Это, конечно, ни в коей мере не означает, что отслеживание различия между идеализмом и материализмом сегодня не более важно, чем когда-либо еще; только следует быть очень осторожными, чтобы идти по-настоящему ленинистским путем, различая посредством «конкретного анализа конкретных обстоятельств», где пролегает эта разделительная линия.
Она пролегает даже в области религии, где об уникальном моменте возникновения материализма сообщили слова Христа на кресте: «Отец, для чего ты меня оставил?» — в эту минуту полной заброшенности субъект переживает и полностью принимает несуществование большого Другого. В более общем плане разделительная линия проходит между «идеалистической сократико-гностической» традицией, утверждающей, что истина находится в нас самих, которую только нужно (заново) открыть, обратившись внутрь себя самого, и иудео-христианским «материалистическим» представлением о том, что истина может возникнуть в результате внешнего травматического столкновения, которое нарушает равновесие субъекта. «Истина» требует напряженной борьбы с нашими «стихийными» склонностями. Или, формулируя этот аргумент несколько иначе, подлинно материалистическая точка зрения (которая делает радикально гегельянский онтологический вывод из антиномий Канта) в том, что вселенная как Целое не существует: как Целое вселенная (мир) есть Ничто, все существует в этом Ничто:
Вселенная не возникла из ничего, вселенная возникла внутри ничто. Все — это ничто, глядя изнутри. Внешний мир в действительности является ничем, если смотреть на него изнутри. Мы находимся внутри ничто. Если смотреть снаружи, есть нуль, ничто. Если смотреть изнутри, существует все, что мы знаем. Целая вселенная.13
Грань, отделяющая материализм от идеализма, здесь чрезвычайно тонка. С одной стороны, есть соблазн прочесть это субъективистски (вселенная «вовне» возникает только тогда, когда она воспринимается Разумом); с другой стороны, есть обратное радикальное умозаключение о том, что сознание полностью включено в рассматриваемые объекты. Именно здесь мы вновь сталкиваемся с ограниченностью ленинской «теории отражения»: только сознание, наблюдающее вселенную извне, видело бы реальность целиком, какой она есть на самом деле. Само понятие «целая вселенная», таким образом, предполагает позицию внешнего наблюдателя, занять которую невозможно. Пользуясь термином Жиля Делёза, это означает абсолютный перспективизм: частично искаженная перспектива вписана в самое материальное существование вещей. Вот что означает то, что «не существует никакого мира»: нет никакой «истинной объективной реальности», поскольку реальность, как таковая, возникает в результате искаженной перспективы, в результате нарушения равновесия изначальной Пустоты-Небытия. В этом состоит сходство между Гегелем и буддистской мыслью Нагарджуны; Нагарджуна также утверждает, что Пустота как первичная реальность означает не полное отрицание существования, а всего лишь то, что всякая позитивная сущность относительна, что она возникает в пустоте из отсутствующих других, которые ее определяют, — мы достигаем Пустоты, если пытаемся постичь мир как Целое. Можно также сформулировать это на языке хайдеггерианской эпохальности: «абсолютный перспективизм» означает, что наш «мир» всегда раскрывается для нас в каком-то конечном горизонте, возникающем на фоне непостижимой само-потаенности Бытия. Всякий онтологический дискурс является по определению частичным, искаженным «еггапсе»14 Бытия, и эта ограниченность есть положительное условие возможности.

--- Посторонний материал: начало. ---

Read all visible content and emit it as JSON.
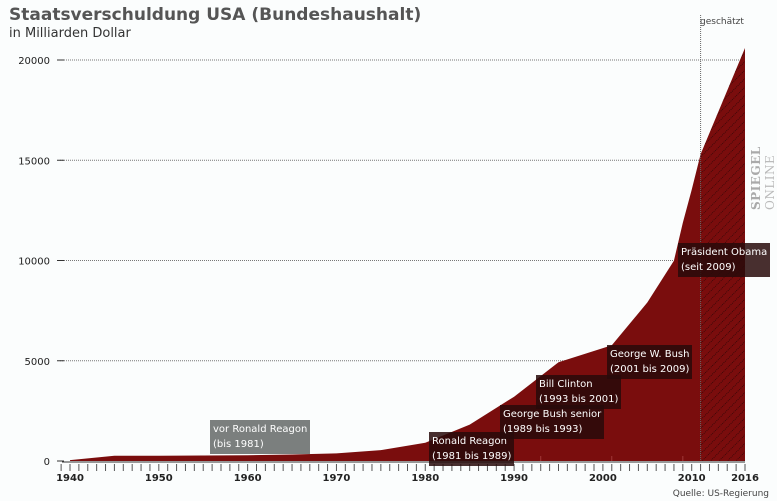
{
  "chart_data": {
    "type": "area",
    "title": "Staatsverschuldung USA (Bundeshaushalt)",
    "subtitle": "in Milliarden Dollar",
    "xlim": [
      1940,
      2016
    ],
    "ylim": [
      0,
      20000
    ],
    "yticks": [
      0,
      5000,
      10000,
      15000,
      20000
    ],
    "xticks": [
      "1940",
      "1950",
      "1960",
      "1970",
      "1980",
      "1990",
      "2000",
      "2010",
      "2016"
    ],
    "grid": true,
    "estimate_from": 2011,
    "estimate_label": "geschätzt",
    "series": [
      {
        "color": "#7a0d0d",
        "x": [
          1940,
          1945,
          1950,
          1955,
          1960,
          1965,
          1970,
          1975,
          1980,
          1985,
          1990,
          1995,
          2000,
          2001,
          2005,
          2008,
          2009,
          2010,
          2011,
          2016
        ],
        "y": [
          43,
          260,
          257,
          274,
          290,
          322,
          381,
          542,
          909,
          1817,
          3206,
          4921,
          5629,
          5770,
          7905,
          9986,
          11876,
          13529,
          15300,
          20600
        ]
      }
    ],
    "annotations": [
      {
        "line1": "vor Ronald Reagon",
        "line2": "(bis 1981)",
        "start": null,
        "style": "grey"
      },
      {
        "line1": "Ronald Reagon",
        "line2": "(1981 bis 1989)",
        "start": 1981,
        "style": "dark"
      },
      {
        "line1": "George Bush senior",
        "line2": "(1989 bis 1993)",
        "start": 1989,
        "style": "dark"
      },
      {
        "line1": "Bill Clinton",
        "line2": "(1993 bis 2001)",
        "start": 1993,
        "style": "dark"
      },
      {
        "line1": "George W. Bush",
        "line2": "(2001 bis 2009)",
        "start": 2001,
        "style": "dark"
      },
      {
        "line1": "Präsident Obama",
        "line2": "(seit 2009)",
        "start": 2009,
        "style": "dark"
      }
    ],
    "source": "Quelle: US-Regierung",
    "logo": "SPIEGEL ONLINE"
  }
}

Если и существует фундаментальный урок, общий для Гегеля и Лакана, то он полностью противоположен банальной мудрости о том, что нужно отказаться от незначащей видимости и докапываться до сути; видимость имеет значение, видимость сущностна. Нельзя противопоставлять вещь, какая она есть «в себе», и то, какой она кажется с нашей ограниченной, частичной перспективы; эта видимость более важна, нежели вещь сама по себе, поскольку она определяет то, как данная вещь вписывается в схему ее отношений с другими. В марксизме «товарный фетишизм» обеспечивает координаты того, какими товары предстают перед субъектом, а эта видимость определяет их объективный социальный статус; в психоанализе «фантазия» предоставляет рамку, в которой объекты появляются перед желающим субъектом, а эта рамка составляет координаты того, что субъект переживает как «реальность».